By Karl Quinn
BIRD ★★★★
(MA15+) 119 minutes
For most of its running time, Bird is a resolutely social-realist piece of work, all poverty and neglect and brief moments of escape. But towards the end it takes a most unlikely leap into magical realism. It’s a shift that is likely to divide audiences, and I’m still not sure what I feel about it except to say I didn’t hate it.
Bird stars non-actor Nykiya Adams as 12-year-old Bailey.Credit: Suppiled
English filmmaker Andrea Arnold wrote and directed the movie, which is set in and around a housing estate in Kent, much like the one she grew up in. The story unfolds through the eyes and ears and experiences of Bailey (Nykiya Adams), a 12-year-old girl who lives in a shambolic squat and seems to be largely raising herself.
Certainly her dad, Bug (Barry Keoghan), isn’t much use, with his endless partying and mad schemes, such as raising the money for his wedding to a woman he’s known for three months by extracting and selling the supposedly psychotropic secretions of a toad. He became a father in his mid-teens, and he’s still a kid himself, more sibling than parent to his offspring.

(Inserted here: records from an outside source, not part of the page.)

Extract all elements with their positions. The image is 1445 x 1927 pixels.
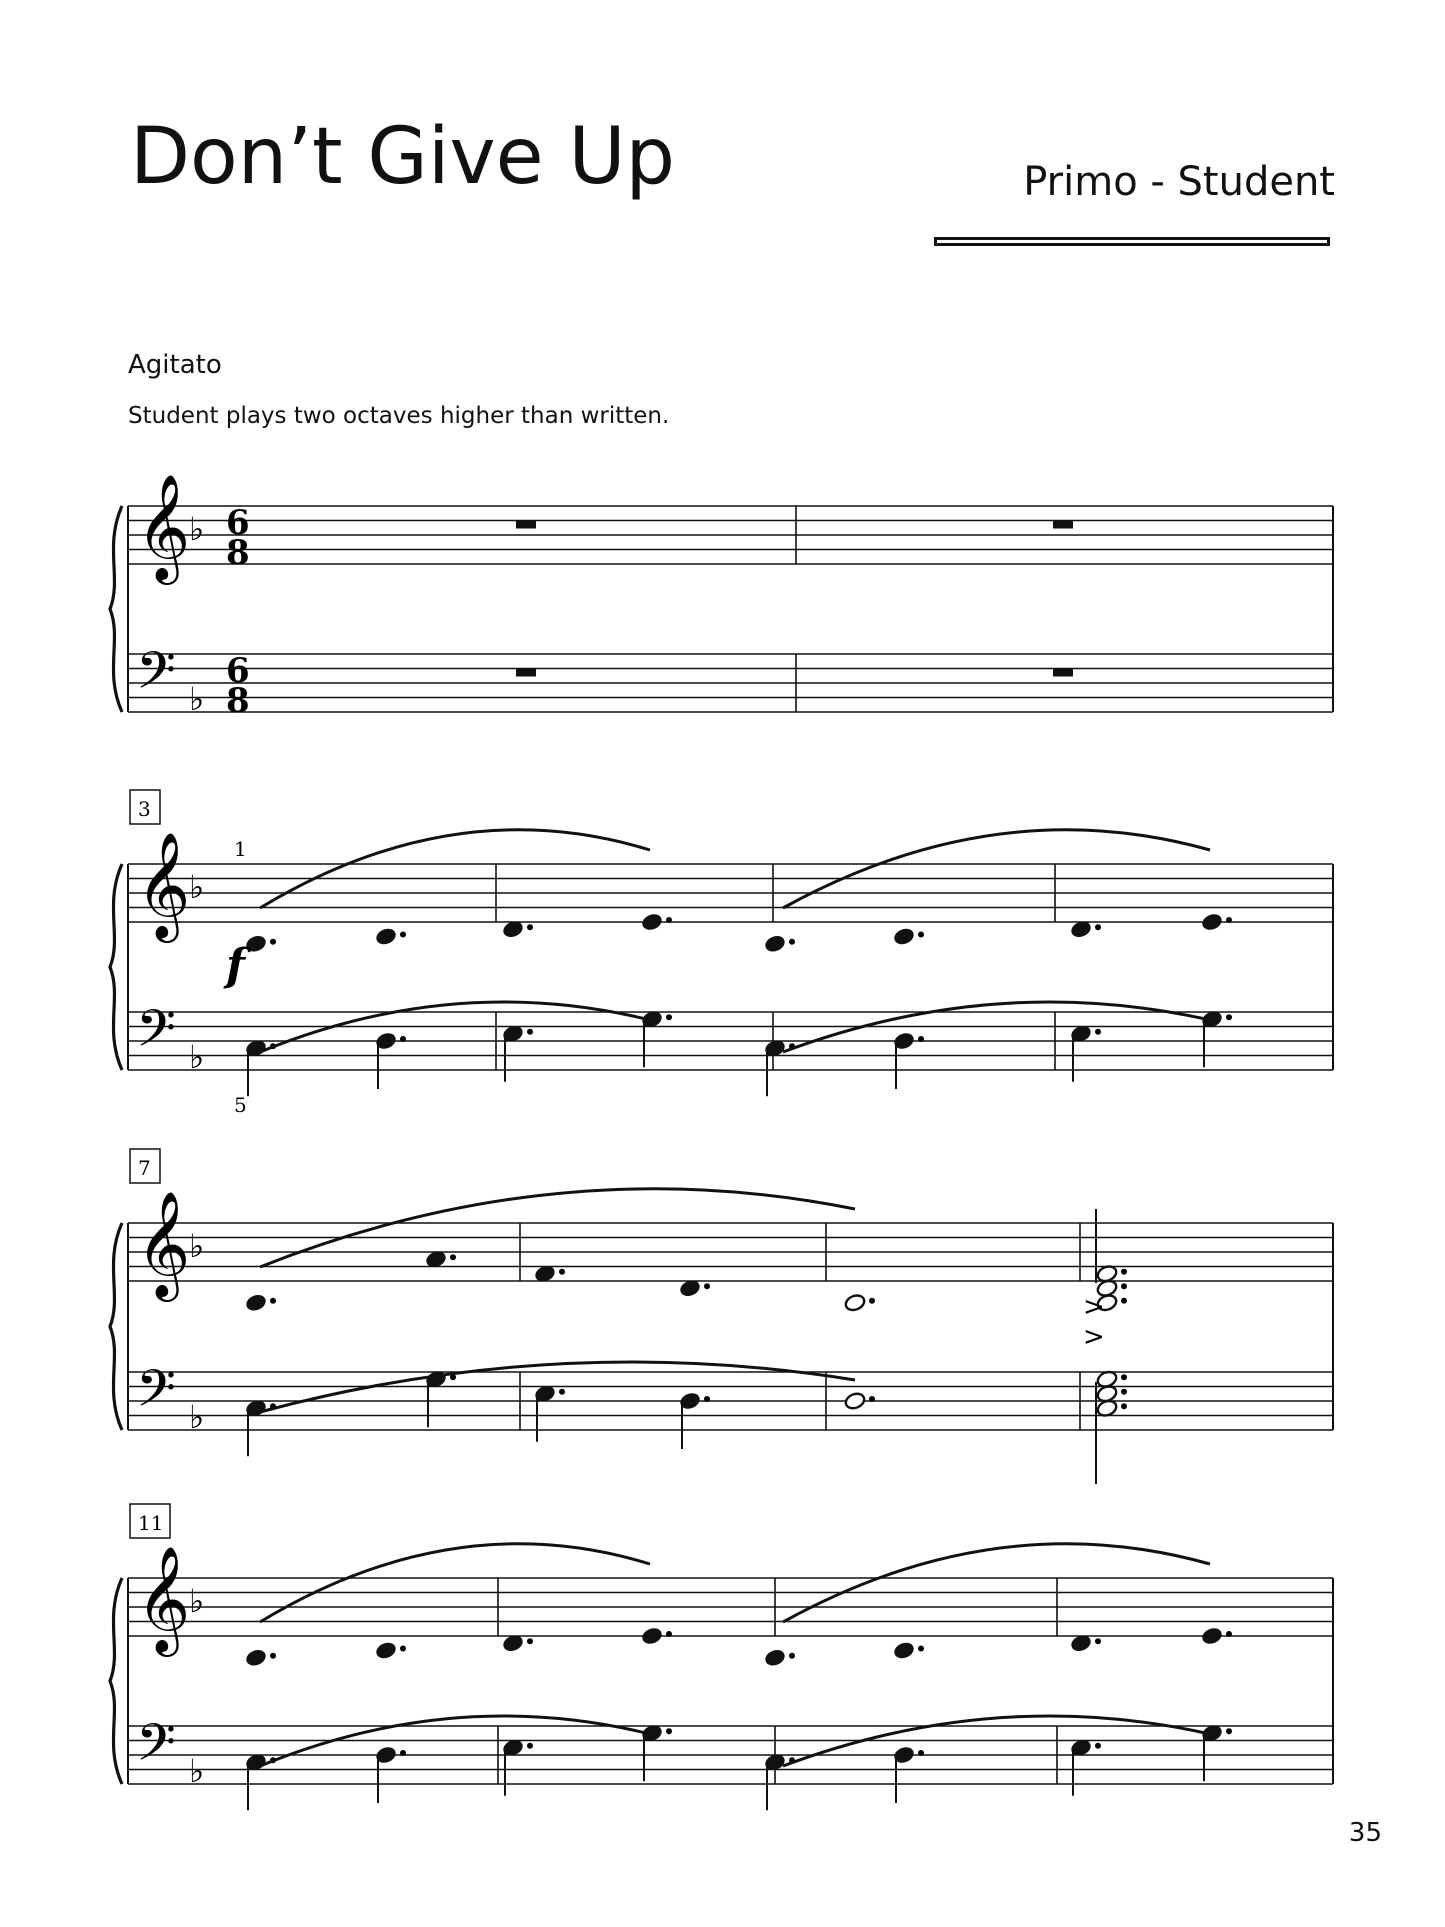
whole-rest [516, 521, 536, 529]
system-1-treble-flat: ♭ [189, 510, 205, 548]
system-2-treble-note-dot [789, 939, 795, 945]
system-4-brace [110, 1578, 122, 1784]
system-2-bass-clef: 𝄢 [136, 998, 176, 1071]
system-3-treble-note-dot [450, 1254, 456, 1260]
system-2-treble-note [893, 927, 916, 947]
fingering-bass: 5 [234, 1093, 247, 1117]
system-2-treble-note-dot [1226, 917, 1232, 923]
system-4-bass-note-dot [1095, 1743, 1101, 1749]
system-4-treble-note-dot [666, 1631, 672, 1637]
whole-rest [1053, 521, 1073, 529]
whole-rest [1053, 669, 1073, 677]
system-4-treble-note-dot [918, 1646, 924, 1652]
system-3-accent: > [1083, 1292, 1105, 1322]
system-2-treble-note-dot [400, 932, 406, 938]
system-4-treble-slur [783, 1544, 1210, 1622]
system-4-bass-flat: ♭ [189, 1752, 205, 1790]
system-3-treble-clef: 𝄞 [136, 1190, 191, 1297]
system-3-bass-half-note-dot [869, 1396, 875, 1402]
system-4-bass-note-dot [666, 1728, 672, 1734]
system-4-treble-slur [260, 1544, 650, 1622]
system-3-bass-flat: ♭ [189, 1398, 205, 1436]
system-4-treble-note [245, 1648, 268, 1668]
system-2-treble-slur [260, 830, 650, 908]
system-4-treble-note [641, 1626, 664, 1646]
system-2-bass-note-dot [918, 1036, 924, 1042]
system-2-treble-flat: ♭ [189, 868, 205, 906]
system-1-treble-time-numerator: 6 [226, 503, 250, 543]
part-label: Primo - Student [1023, 159, 1335, 205]
system-1-brace [110, 506, 122, 712]
system-1-treble-clef: 𝄞 [136, 473, 191, 580]
system-4-bass-note-dot [1226, 1728, 1232, 1734]
system-2-bass-flat: ♭ [189, 1038, 205, 1076]
system-4-treble-clef: 𝄞 [136, 1545, 191, 1652]
system-4-bass-note-dot [527, 1743, 533, 1749]
system-2-bass-note-dot [1226, 1014, 1232, 1020]
system-2-treble-slur [783, 830, 1210, 908]
system-4-treble-note [893, 1641, 916, 1661]
system-3-bass-note-dot [559, 1389, 565, 1395]
system-3-treble-note-dot [704, 1283, 710, 1289]
system-4-bass-note-dot [918, 1750, 924, 1756]
system-3-treble-chord-note-dot [1121, 1269, 1127, 1275]
system-3-treble-chord-note-dot [1121, 1298, 1127, 1304]
song-title: Don’t Give Up [130, 112, 676, 202]
system-3-treble-slur [260, 1189, 855, 1267]
system-3-bass-note-dot [704, 1396, 710, 1402]
tempo-marking: Agitato [128, 350, 222, 380]
system-2-treble-clef: 𝄞 [136, 831, 191, 938]
system-4-treble-note [1201, 1626, 1224, 1646]
system-2-bass-note-dot [1095, 1029, 1101, 1035]
system-3-treble-half-note [844, 1293, 867, 1313]
system-2-treble-note [1201, 912, 1224, 932]
system-4-treble-note-dot [527, 1638, 533, 1644]
system-4-measure-number: 11 [138, 1511, 164, 1535]
system-4-treble-note [764, 1648, 787, 1668]
system-2-measure-number: 3 [138, 797, 151, 821]
system-3-bass-clef: 𝄢 [136, 1358, 176, 1431]
system-4-treble-note-dot [400, 1646, 406, 1652]
system-3-bass-chord-note-dot [1121, 1389, 1127, 1395]
system-2-bass-note-dot [666, 1014, 672, 1020]
system-1-bass-clef: 𝄢 [136, 640, 176, 713]
whole-rest [516, 669, 536, 677]
system-2-bass-note-dot [400, 1036, 406, 1042]
system-2-bass-note-dot [527, 1029, 533, 1035]
system-2-treble-note-dot [1095, 924, 1101, 930]
system-4-treble-note-dot [1095, 1638, 1101, 1644]
system-1-bass-time-numerator: 6 [226, 651, 250, 691]
system-4-treble-note-dot [789, 1653, 795, 1659]
system-4-treble-note [375, 1641, 398, 1661]
fingering-treble: 1 [234, 837, 247, 861]
system-2-treble-note [764, 934, 787, 954]
system-2-treble-note [641, 912, 664, 932]
system-3-bass-half-note [844, 1391, 867, 1411]
system-3-treble-note-dot [559, 1269, 565, 1275]
system-3-treble-chord-note-dot [1121, 1283, 1127, 1289]
system-3-accent: > [1083, 1322, 1105, 1352]
system-4-bass-clef: 𝄢 [136, 1712, 176, 1785]
system-4-treble-note-dot [270, 1653, 276, 1659]
system-4-treble-flat: ♭ [189, 1582, 205, 1620]
performance-instruction: Student plays two octaves higher than written. [128, 403, 670, 429]
system-4-treble-note-dot [1226, 1631, 1232, 1637]
system-2-treble-note-dot [270, 939, 276, 945]
system-2-treble-note [375, 927, 398, 947]
system-1-treble-time-denominator: 8 [226, 533, 250, 573]
system-3-treble-flat: ♭ [189, 1227, 205, 1265]
system-2-brace [110, 864, 122, 1070]
system-2-treble-note-dot [666, 917, 672, 923]
system-3-treble-note-dot [270, 1298, 276, 1304]
system-2-treble-note [245, 934, 268, 954]
system-4-bass-note-dot [400, 1750, 406, 1756]
system-3-brace [110, 1223, 122, 1430]
system-3-bass-chord-note-dot [1121, 1374, 1127, 1380]
system-3-bass-chord-note-dot [1121, 1403, 1127, 1409]
dynamic-forte: f [226, 940, 245, 991]
system-2-treble-note-dot [918, 932, 924, 938]
system-3-treble-note [245, 1293, 268, 1313]
system-1-bass-flat: ♭ [189, 680, 205, 718]
system-1-bass-time-denominator: 8 [226, 681, 250, 721]
system-3-measure-number: 7 [138, 1156, 151, 1180]
system-2-treble-note-dot [527, 924, 533, 930]
system-3-treble-half-note-dot [869, 1298, 875, 1304]
page-number: 35 [1348, 1818, 1382, 1848]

Bailey’s mum Peyton (Jasmine Jobson) is even less help; she lives on the other side of town, with her abusive boyfriend and Bailey’s younger three half-siblings. When Bailey pays them a visit, the screen burns with his menace and their fear.
Bailey fills her days by wandering through the fields and trying to slot into the gang her half-brother Hunter (Jason Buda) is running with. They’ve styled themselves as vigilantes, carrying out violent retribution against bad people, and Bailey thinks her mum’s boyfriend might be the perfect candidate.
Though the elements are stark and undeniably grim, there’s a joyousness to Bird that defies expectations. I suspect it comes from knowing from first-hand there’s pleasure to be found just about anywhere if you know where to look, and are committed to the search.
Arnold grew up in tough circumstances as the oldest of four kids raised by a single mum. Keoghan grew up in foster homes and lost his mother to drug addiction when he was just 12. Adams and Buda are non-professional actors; Arnold – who writes her screenplays as she’s shooting – has said she changed the character as well as the script to suit her young lead.
Franz Rogowski as the mysterious Bird.Credit: Atsushi Nishijima
Adams is a revelation, infusing Bailey with strength and vulnerability, wisdom and innocence. She’s a kid being asked to grow up far too soon, a lonely child who desperately needs a friend. In Bird (Franz Rogowski), she finds it. A young homeless man with a strange accent and a fondness for skirts, he seems threatening when he first appears, but quickly establishes himself as a protector of sorts, even as he draws upon Bailey’s strength and acceptance for his needs.
Full of sadness, longing, and little moments of beauty and joy, it’s a strange creature, this movie, especially in its final act. It meanders at times, but it soars too, lifted high on a belief love and family really do matter, no matter how scrappy and unconventional a form they may take.
Bird is released in cinemas on February 20.